Prof. Dr. Ali Akpınar
Gazze boykotu üzerine
Gazze boykotu üzerine, boykotlar direnişi biler!
Tarih boyunca Hak-batıl mücadelesi devam etmiştir. Hakkın karşısında söyleyecek sözü kalmayan Batıl, Hakkın sesini kısmak için her türlü yolu denemiştir. Şeytanın önderliğinde başlayan bu mücadelede ilk kan katil Kabil’in kardeşi Habil’i hunharca öldürmesiyle dökülmüş, Kabil’in vicdanı ile beraber, toprak masum kanıyla kirlenmiştir. Ondan sonra da bu mücadele kesintisiz devam etmiştir.
Dünyanın çeşitli yerlerinde olduğu gibi, Anadolu topraklarının da pek çok yeri, yer altı şehirleri, dağların tepesindeki mabed ve yerleşim yerleri, mağara mezar kalıntılarıyla doludur. İnandıkları gibi yaşayamayan insanlar, zalimlerin zulmünden kaçıp kurtulabilmek için hemen her çareye başvurmuşlardır.
Peygamberimizin Mekke’de başlattığı Hak mücadelenin sesini kısamayan Mekke müşrikleri, bu gür sedayı susturabilmek için olmadık baskı ve işkencelere başvurmaktan geri durmamışlardır. Nihayet Mekke’de sayıları beş yüzü bile bulmayan Müslümanlara karşı boykot senesi başlamıştır. Mekke Şehir Devletinin aldığı bu karara göre şunlar uygulamaya konulacaktı:
Hâşimoğulları, öldürülmek üzere Hz. Muhammed’i müşriklere teslim edinceye kadar, barış isteği gerçekleşmeyecek, Müslümanlar Mekke’nin bir köşesinde tecrid edilecek, onlarla alış veriş yapılmayacak, onlara kız verilmeyecek, onların kızları alınmayacaktı, onlarla oturulmayacak ve görüşülmeyecekti. Onların mahallesine erzak gidişi engellenecekti.

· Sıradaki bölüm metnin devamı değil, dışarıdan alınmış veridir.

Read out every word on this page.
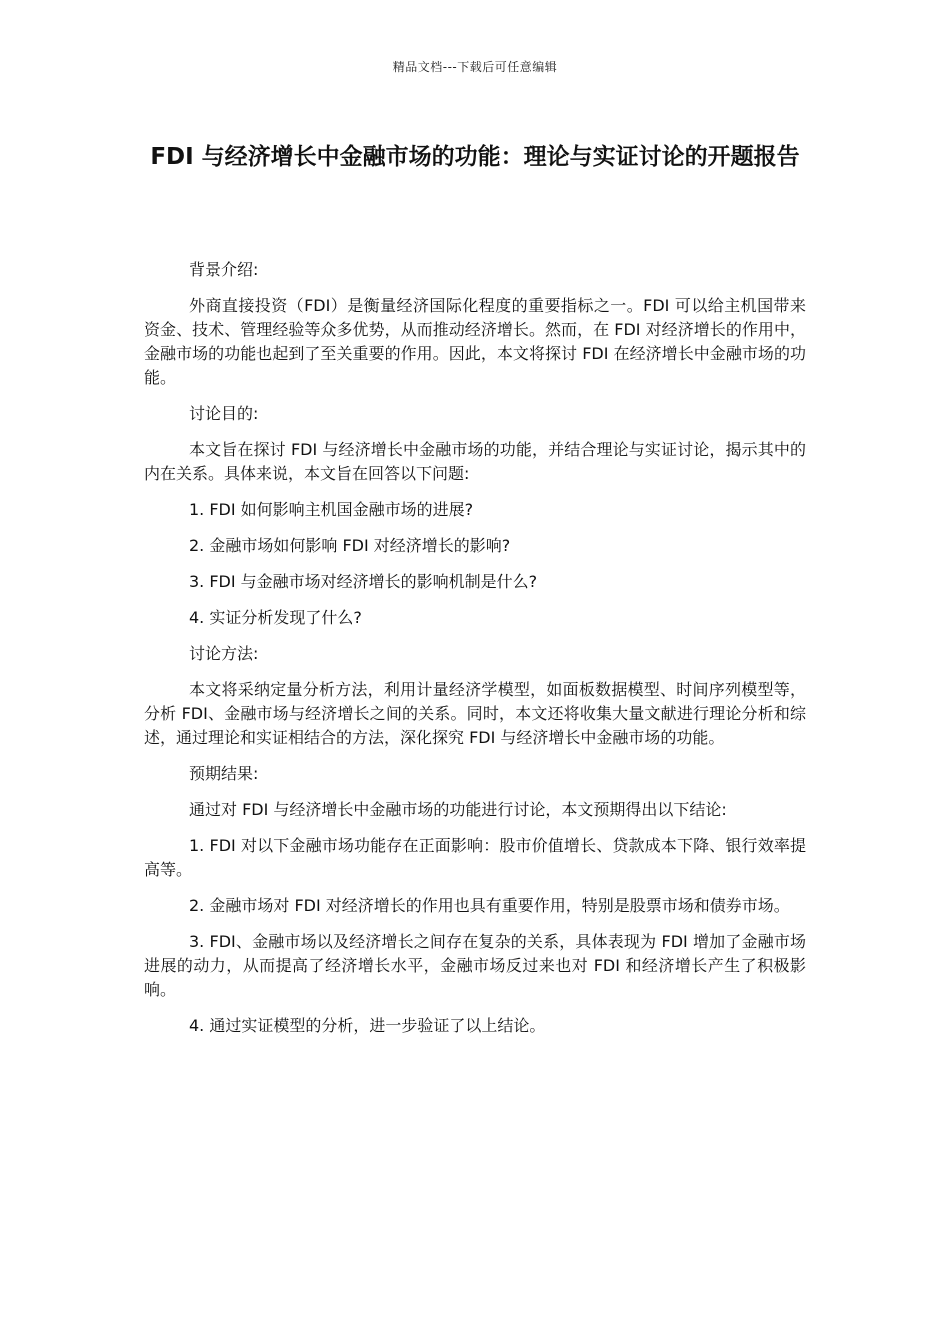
精品文档---下载后可任意编辑
FDI 与经济增长中金融市场的功能：理论与实证讨论的开题报告

背景介绍:

外商直接投资（FDI）是衡量经济国际化程度的重要指标之一。FDI 可以给主机国带来资金、技术、管理经验等众多优势，从而推动经济增长。然而，在 FDI 对经济增长的作用中，金融市场的功能也起到了至关重要的作用。因此，本文将探讨 FDI 在经济增长中金融市场的功能。

讨论目的:

本文旨在探讨 FDI 与经济增长中金融市场的功能，并结合理论与实证讨论，揭示其中的内在关系。具体来说，本文旨在回答以下问题:

1. FDI 如何影响主机国金融市场的进展?

2. 金融市场如何影响 FDI 对经济增长的影响?

3. FDI 与金融市场对经济增长的影响机制是什么?

4. 实证分析发现了什么?

讨论方法:

本文将采纳定量分析方法，利用计量经济学模型，如面板数据模型、时间序列模型等，分析 FDI、金融市场与经济增长之间的关系。同时，本文还将收集大量文献进行理论分析和综述，通过理论和实证相结合的方法，深化探究 FDI 与经济增长中金融市场的功能。

预期结果:

通过对 FDI 与经济增长中金融市场的功能进行讨论，本文预期得出以下结论:

1. FDI 对以下金融市场功能存在正面影响：股市价值增长、贷款成本下降、银行效率提高等。

2. 金融市场对 FDI 对经济增长的作用也具有重要作用，特别是股票市场和债券市场。

3. FDI、金融市场以及经济增长之间存在复杂的关系，具体表现为 FDI 增加了金融市场进展的动力，从而提高了经济增长水平，金融市场反过来也对 FDI 和经济增长产生了积极影响。

4. 通过实证模型的分析，进一步验证了以上结论。
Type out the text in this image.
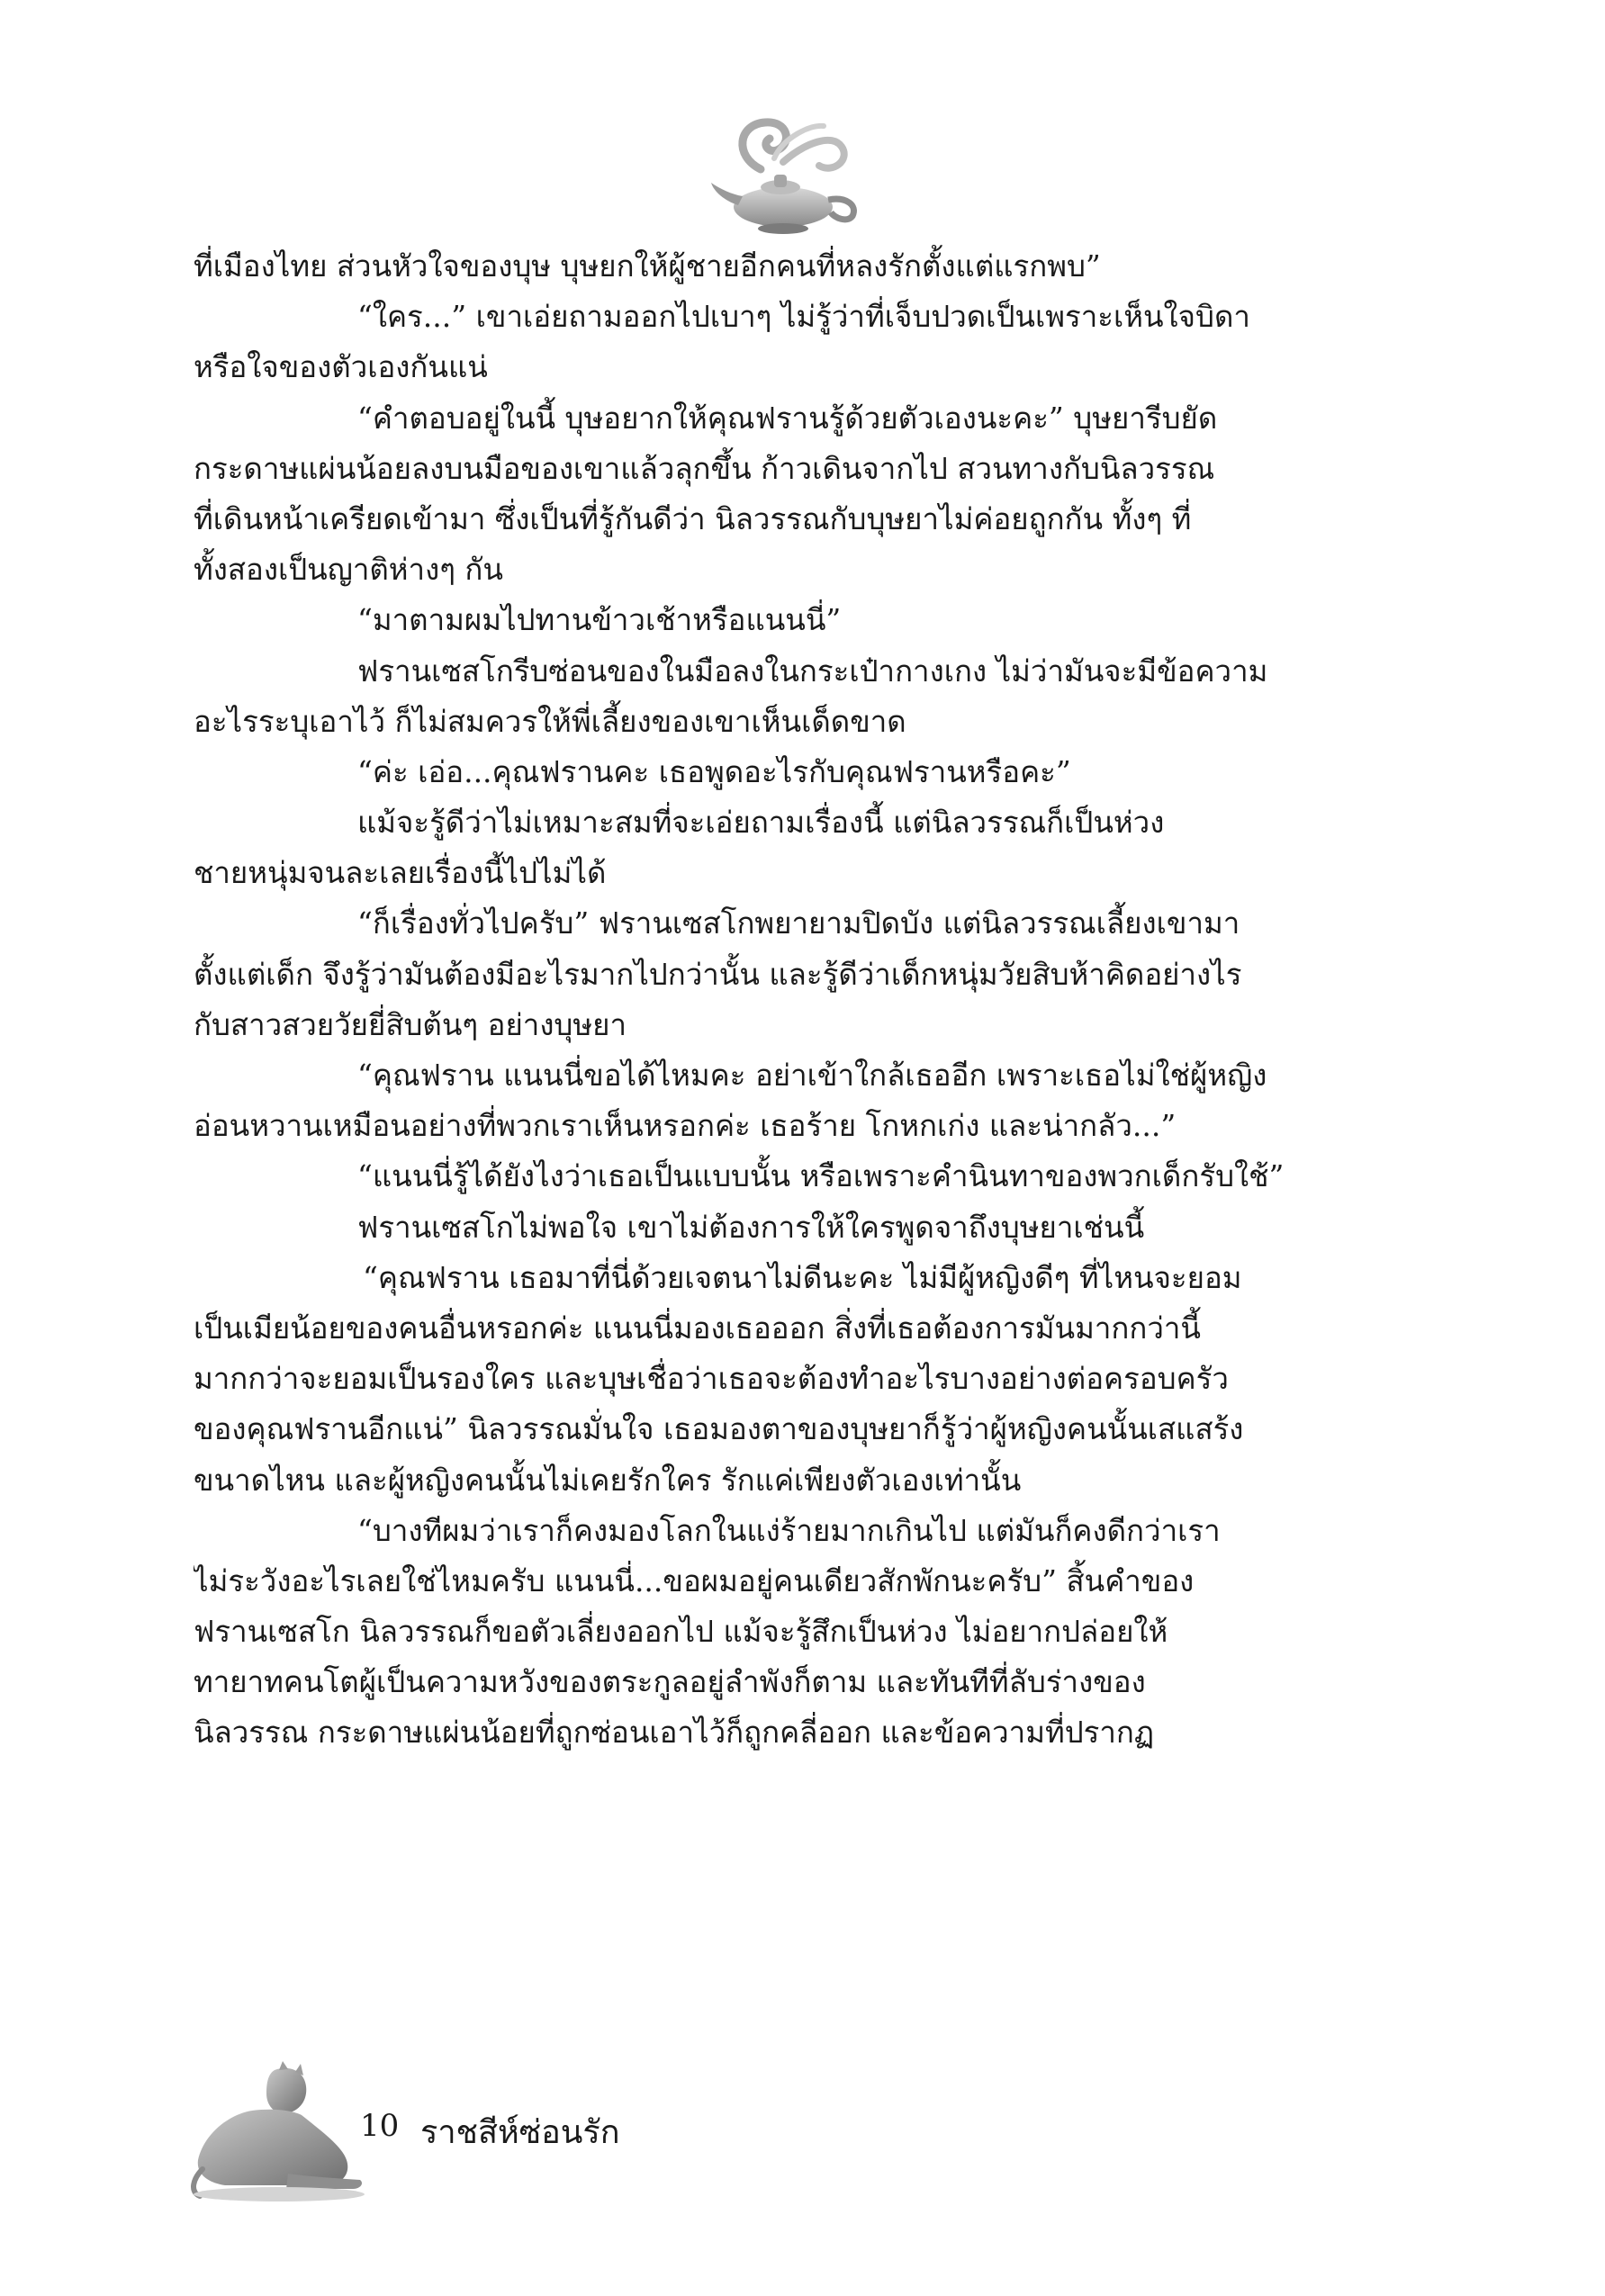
ที่เมืองไทย ส่วนหัวใจของบุษ บุษยกให้ผู้ชายอีกคนที่หลงรักตั้งแต่แรกพบ”
“ใคร...” เขาเอ่ยถามออกไปเบาๆ ไม่รู้ว่าที่เจ็บปวดเป็นเพราะเห็นใจบิดา
หรือใจของตัวเองกันแน่
“คำตอบอยู่ในนี้ บุษอยากให้คุณฟรานรู้ด้วยตัวเองนะคะ” บุษยารีบยัด
กระดาษแผ่นน้อยลงบนมือของเขาแล้วลุกขึ้น ก้าวเดินจากไป สวนทางกับนิลวรรณ
ที่เดินหน้าเครียดเข้ามา ซึ่งเป็นที่รู้กันดีว่า นิลวรรณกับบุษยาไม่ค่อยถูกกัน ทั้งๆ ที่
ทั้งสองเป็นญาติห่างๆ กัน
“มาตามผมไปทานข้าวเช้าหรือแนนนี่”
ฟรานเซสโกรีบซ่อนของในมือลงในกระเป๋ากางเกง ไม่ว่ามันจะมีข้อความ
อะไรระบุเอาไว้ ก็ไม่สมควรให้พี่เลี้ยงของเขาเห็นเด็ดขาด
“ค่ะ เอ่อ...คุณฟรานคะ เธอพูดอะไรกับคุณฟรานหรือคะ”
แม้จะรู้ดีว่าไม่เหมาะสมที่จะเอ่ยถามเรื่องนี้ แต่นิลวรรณก็เป็นห่วง
ชายหนุ่มจนละเลยเรื่องนี้ไปไม่ได้
“ก็เรื่องทั่วไปครับ” ฟรานเซสโกพยายามปิดบัง แต่นิลวรรณเลี้ยงเขามา
ตั้งแต่เด็ก จึงรู้ว่ามันต้องมีอะไรมากไปกว่านั้น และรู้ดีว่าเด็กหนุ่มวัยสิบห้าคิดอย่างไร
กับสาวสวยวัยยี่สิบต้นๆ อย่างบุษยา
“คุณฟราน แนนนี่ขอได้ไหมคะ อย่าเข้าใกล้เธออีก เพราะเธอไม่ใช่ผู้หญิง
อ่อนหวานเหมือนอย่างที่พวกเราเห็นหรอกค่ะ เธอร้าย โกหกเก่ง และน่ากลัว...”
“แนนนี่รู้ได้ยังไงว่าเธอเป็นแบบนั้น หรือเพราะคำนินทาของพวกเด็กรับใช้”
ฟรานเซสโกไม่พอใจ เขาไม่ต้องการให้ใครพูดจาถึงบุษยาเช่นนี้
“คุณฟราน เธอมาที่นี่ด้วยเจตนาไม่ดีนะคะ ไม่มีผู้หญิงดีๆ ที่ไหนจะยอม
เป็นเมียน้อยของคนอื่นหรอกค่ะ แนนนี่มองเธอออก สิ่งที่เธอต้องการมันมากกว่านี้
มากกว่าจะยอมเป็นรองใคร และบุษเชื่อว่าเธอจะต้องทำอะไรบางอย่างต่อครอบครัว
ของคุณฟรานอีกแน่” นิลวรรณมั่นใจ เธอมองตาของบุษยาก็รู้ว่าผู้หญิงคนนั้นเสแสร้ง
ขนาดไหน และผู้หญิงคนนั้นไม่เคยรักใคร รักแค่เพียงตัวเองเท่านั้น
“บางทีผมว่าเราก็คงมองโลกในแง่ร้ายมากเกินไป แต่มันก็คงดีกว่าเรา
ไม่ระวังอะไรเลยใช่ไหมครับ แนนนี่...ขอผมอยู่คนเดียวสักพักนะครับ” สิ้นคำของ
ฟรานเซสโก นิลวรรณก็ขอตัวเลี่ยงออกไป แม้จะรู้สึกเป็นห่วง ไม่อยากปล่อยให้
ทายาทคนโตผู้เป็นความหวังของตระกูลอยู่ลำพังก็ตาม และทันทีที่ลับร่างของ
นิลวรรณ กระดาษแผ่นน้อยที่ถูกซ่อนเอาไว้ก็ถูกคลี่ออก และข้อความที่ปรากฏ
10 ราชสีห์ซ่อนรัก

Boykot yıllarında Peygamberimiz ve eşi Hz. Hatice annemiz sahip oldukları bütün mallarını Müslümanların ihtiyaçlarını karşılamak için harcadılar. Ebu Talib de harcadı. Bu süre içerisinde yiyecek bir şey bulamayıp açlıktan ölenler, ağaç yapraklarını yemek zorunda kalanlar oldu. Üç yıl kadar süren bu boykot senelerinde, Müslümanlar acıların her çeşidini tatmışlar, aç susuz, çaresiz bir halde inlemişler. O kadar ki yiyecek bir şey bulamamışlar ve buldukları bir deri parçasını su içinde yumuşatıp onun suyuyla üç gün idare edenler bile olmuştu. Müslümanların bulunduğu mahallede açlıktan ağlaşan çocukların sesleri ta uzaklardan duyulmaktaydı.
Sonuçta ise kazanan Müslümanlar olmuştur. Bu süre zarfında ne bir Müslüman dininden dönmüş, ne de dönmeyi düşünmüştür. Ama bu süre içerisinde, müşriklerden Müslüman olan ve Müslüman olmayı düşünen insanlar olmuştur. Yani baskı, işkence ve abluka Müslümanların imanını bilemiş, aha da güçlenmesini ve acılarla pişip olgunlaşmalarını sağlamıştır. Sonuçta kurtçuklar bile bu boykota başkaldırmış ve güvelerin boykot metni yazılı olan deriyi yiyip bitirmesi ile boykot son bulmuştur.
Mekke müşriklerinin Müslümanlara uyguladıkları bu boykot senesi ile İsrail’in Gazze’deki Müslümanlara uyguladığı abluka arasında ne kadar benzerlik vardır. Sonuçta kazananlar Müslümanlar olacak. Pes eden ve kaybeden ise İslam düşmanı Yahudiler olacaktır. Zira zulüm ile âbâd olunmamış ve olunamayacaktır. Yeter ki Müslümanlar, Müslümanlıklarının kadr ü kıymetini bilebilsinler. Yeter ki azim ve kararlılıkla dinlerinin gereklerini yerine getirebilsinler, birbirlerine sarılıp kenetlenebilsinler.